Gorilla LLM (Berkeley Function Calling) ▷ #leaderboard (4 messages):

BFCLv4, Open Source Agent Systems, API Key Offerings, Multi-Agent Systems

BFCLv4 restricts submissions to Model Only: A member inquired whether BFCLv4 allows for open-sourcing an agent system or offering an API key.
- Another member clarified that for now, they are only accepting submissions for model only.
Clarification on Multi-Agent System Submission: A member asked whether they could submit a multi-agent system that contains more than one model.
- It was confirmed that BFCLv4 submissions are currently restricted to individual models only.

Torchtune ▷ #general (1 messages):

LoRA-style adapter, TorchTune support

Torchtune asks about LoRA-style adapter support: A member asked about existing support in Torchtune for a LoRA-style adapter.
- The asker specified that it should retain the exact forward compute path and simply freeze the original model weights while applying updates through additional trainable layers.
LoRA adapter keeps compute path: The user wants the LoRA adapter to keep the forward compute path and not reduce GEMM dimensions or alter computational cost.
- The goal is to freeze the original model weights and apply updates through additional trainable layers.

Torchtune ▷ #dev (2 messages):

RL Tests, CI Debugging

RL Tests Run Long, Member Suspects Bug: A member questioned why RL tests are running for more than 1 hour, calling it a 100% bug.
- They stated that they will open a separate PR to debug CI.
CI Debugging Proposed: The member plans to create a separate Pull Request (PR).
- This PR will be dedicated to debugging the Continuous Integration (CI) system.

MLOps @Chipro ▷ #events (2 messages):

Diffusion Models, Study Group, Generative AI, MIT Curriculum

Dive into Diffusion Models: A new study group is forming to learn diffusion models from scratch, a core architecture in generative AI, for 5 months (2-4 hrs/week), based on MIT’s curriculum.
Free Intro Sessions for Diffusion Models: There are two free intro sessions scheduled on August 2nd and August 9th at 12 PM EST, covering topics like Flow Matching, real-world use cases, PDEs, ODEs, SDEs, and a brief history of diffusion models (session link, another session link).
Study Group Details and Highlights: The study group is designed for those working in AI and includes confirmed members such as a CTO of an AI film tool, AI art instructor, LLM instructors, and AI researchers.
- The first two sessions are free, then it's $50/month for early sign-up ($100/month after) to pay a teaching assistant; highlights include peer-led sessions, mentor Q&A, hands-on projects, and real research papers.

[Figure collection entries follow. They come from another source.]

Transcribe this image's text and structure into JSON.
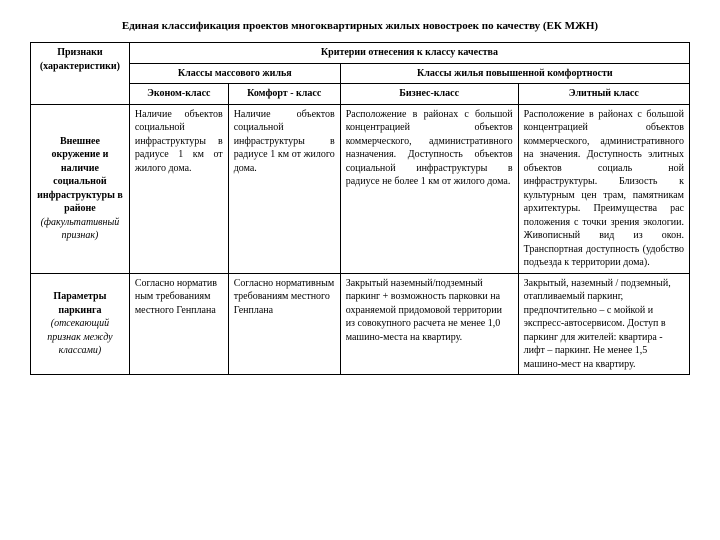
{
  "title": "Единая классификация проектов многоквартирных жилых новостроек по качеству (ЕК МЖН)",
  "headers": {
    "col1": "Признаки (характеристики)",
    "criteria": "Критерии отнесения к классу качества",
    "mass": "Классы массового жилья",
    "premium": "Классы жилья повышенной комфортности",
    "econom": "Эконом-класс",
    "comfort": "Комфорт - класс",
    "business": "Бизнес-класс",
    "elite": "Элитный класс"
  },
  "rows": [
    {
      "label_main": "Внешнее окружение и наличие социальной инфраструктуры в районе",
      "label_sub": "(факультативный признак)",
      "econom": "Наличие объектов социальной инфраструктуры в радиусе 1 км от жилого дома.",
      "comfort": "Наличие объектов социальной инфраструктуры в радиусе 1 км от жилого дома.",
      "business": "Расположение в районах с большой концентрацией объектов коммерческого, административного назначения. Доступность объектов социальной инфраструктуры в радиусе не более 1 км от жилого дома.",
      "elite": "Расположение в районах с большой концентрацией объектов коммерческого, административного на значения. Доступность элитных объектов социаль ной инфраструктуры. Близость к культурным цен трам, памятникам архитектуры. Преимущества рас положения с точки зрения экологии. Живописный вид из окон. Транспортная доступность (удобство подъезда к территории дома)."
    },
    {
      "label_main": "Параметры паркинга",
      "label_sub": "(отсекающий признак между классами)",
      "econom": "Согласно норматив ным требованиям местного Генплана",
      "comfort": "Согласно нормативным требованиям местного Генплана",
      "business": "Закрытый наземный/подземный паркинг + возможность парковки на охраняемой придомовой территории из совокупного расчета не менее 1,0 машино-места на квартиру.",
      "elite": "Закрытый, наземный / подземный, отапливаемый паркинг, предпочтительно – с мойкой и экспресс-автосервисом. Доступ в паркинг для жителей: квартира - лифт – паркинг. Не менее 1,5 машино-мест на квартиру."
    }
  ],
  "style": {
    "background": "#ffffff",
    "text_color": "#000000",
    "border_color": "#000000",
    "font_family": "Times New Roman",
    "title_fontsize": 11,
    "cell_fontsize": 10
  }
}
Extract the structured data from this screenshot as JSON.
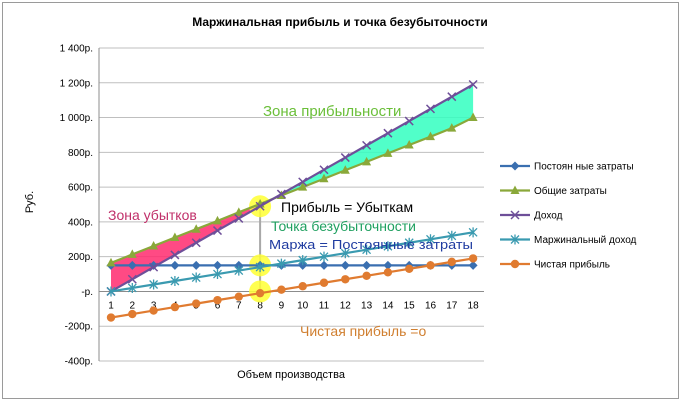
{
  "chart_data": {
    "type": "line",
    "title": "Маржинальная прибыль и точка безубыточности",
    "xlabel": "Объем производства",
    "ylabel": "Руб.",
    "ylim": [
      -400,
      1400
    ],
    "ystep": 200,
    "ytick_labels": [
      "-400р.",
      "-200р.",
      "-р.",
      "200р.",
      "400р.",
      "600р.",
      "800р.",
      "1 000р.",
      "1 200р.",
      "1 400р."
    ],
    "x": [
      1,
      2,
      3,
      4,
      5,
      6,
      7,
      8,
      9,
      10,
      11,
      12,
      13,
      14,
      15,
      16,
      17,
      18
    ],
    "series": [
      {
        "name": "Постоян ные затраты",
        "color": "#3a6fb0",
        "marker": "diamond",
        "values": [
          150,
          150,
          150,
          150,
          150,
          150,
          150,
          150,
          150,
          150,
          150,
          150,
          150,
          150,
          150,
          150,
          150,
          150
        ]
      },
      {
        "name": "Общие затраты",
        "color": "#8aa83a",
        "marker": "triangle",
        "values": [
          164,
          213,
          261,
          310,
          358,
          406,
          455,
          503,
          552,
          600,
          648,
          697,
          745,
          794,
          842,
          890,
          939,
          1000
        ]
      },
      {
        "name": "Доход",
        "color": "#6e4f99",
        "marker": "x",
        "values": [
          0,
          70,
          140,
          210,
          280,
          350,
          420,
          490,
          560,
          630,
          700,
          770,
          840,
          910,
          980,
          1050,
          1120,
          1190
        ]
      },
      {
        "name": "Маржинальный доход",
        "color": "#3a9ab0",
        "marker": "star",
        "values": [
          0,
          20,
          40,
          60,
          80,
          100,
          120,
          140,
          160,
          180,
          200,
          220,
          240,
          260,
          280,
          300,
          320,
          340
        ]
      },
      {
        "name": "Чистая прибыль",
        "color": "#e07b30",
        "marker": "circle",
        "values": [
          -150,
          -130,
          -110,
          -90,
          -70,
          -50,
          -30,
          -10,
          10,
          30,
          50,
          70,
          90,
          110,
          130,
          150,
          170,
          190
        ]
      }
    ],
    "legend_position": "right",
    "annotations": {
      "profit_zone": "Зона прибыльности",
      "loss_zone": "Зона убытков",
      "profit_eq_loss": "Прибыль = Убыткам",
      "breakeven": "Точка безубыточности",
      "margin_eq_fixed": "Маржа = Постоянные затраты",
      "net_profit_zero": "Чистая прибыль =о"
    },
    "breakeven_x": 8,
    "colors": {
      "profit_fill": "#33ffc0",
      "loss_fill": "#ff2a6e",
      "highlight": "#ffff33",
      "profit_zone_text": "#6bbf3a",
      "loss_zone_text": "#c0306a",
      "breakeven_text": "#20a060",
      "margin_text": "#1f3ba0",
      "net_zero_text": "#d07f30",
      "grid": "#bfbfbf"
    }
  }
}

Nomic.ai (GPT4All) ▷ #general (2 messages):

Nomic dataset Access, contrastors repo, model Selection

Nomic Dataset Access Issues: A member reported facing an AccessDenied error when trying to access the nomic-ai/nomic-embed-text-v2-moe dataset following instructions from the contrastors repo.
- The member used the command aws s3 ls --endpoint-url=https://9fa58365a1a3d032127970d0bd9a1290.r2.cloudflarestorage.com/ s3://contrastive and received the error during the ListObjectsV2 operation.
Seeking Model Recommendation for Low-Spec System: A member with a Celeron N2815, 4GB RAM, and no GPU requested advice on which model would be best to run on their system.
- No specific models were recommended in the provided messages.

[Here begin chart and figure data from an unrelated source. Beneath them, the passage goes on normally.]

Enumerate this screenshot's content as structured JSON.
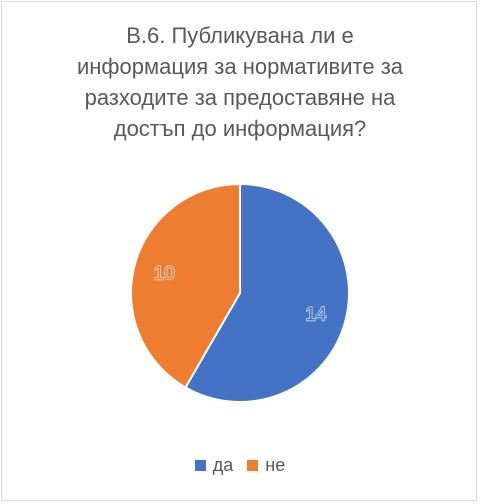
{
  "title_lines": [
    "В.6. Публикувана ли е",
    "информация за нормативите за",
    "разходите за предоставяне на",
    "достъп до информация?"
  ],
  "colors": {
    "да": "#4472c4",
    "не": "#ed7d31"
  },
  "chart_data": {
    "type": "pie",
    "title": "В.6. Публикувана ли е информация за нормативите за разходите за предоставяне на достъп до информация?",
    "categories": [
      "да",
      "не"
    ],
    "values": [
      14,
      10
    ],
    "data_labels": [
      "14",
      "10"
    ],
    "legend_position": "bottom"
  }
}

Cohere ▷ #👋-introduce-yourself (1 messages):

Introductions, Community Hopes

Folks Introduce Selves: New members have started introducing themselves, sharing their companies/industries/universities and what they're working on.
- Many are detailing their favorite tech/tools and what they hope to gain from the community.
New Members Join Community: Cohere's Community Discord Server welcomes new members, inviting them to introduce themselves.
- The introduction template asks for details on company/industry/university, current projects, favorite tech/tools, and community goals.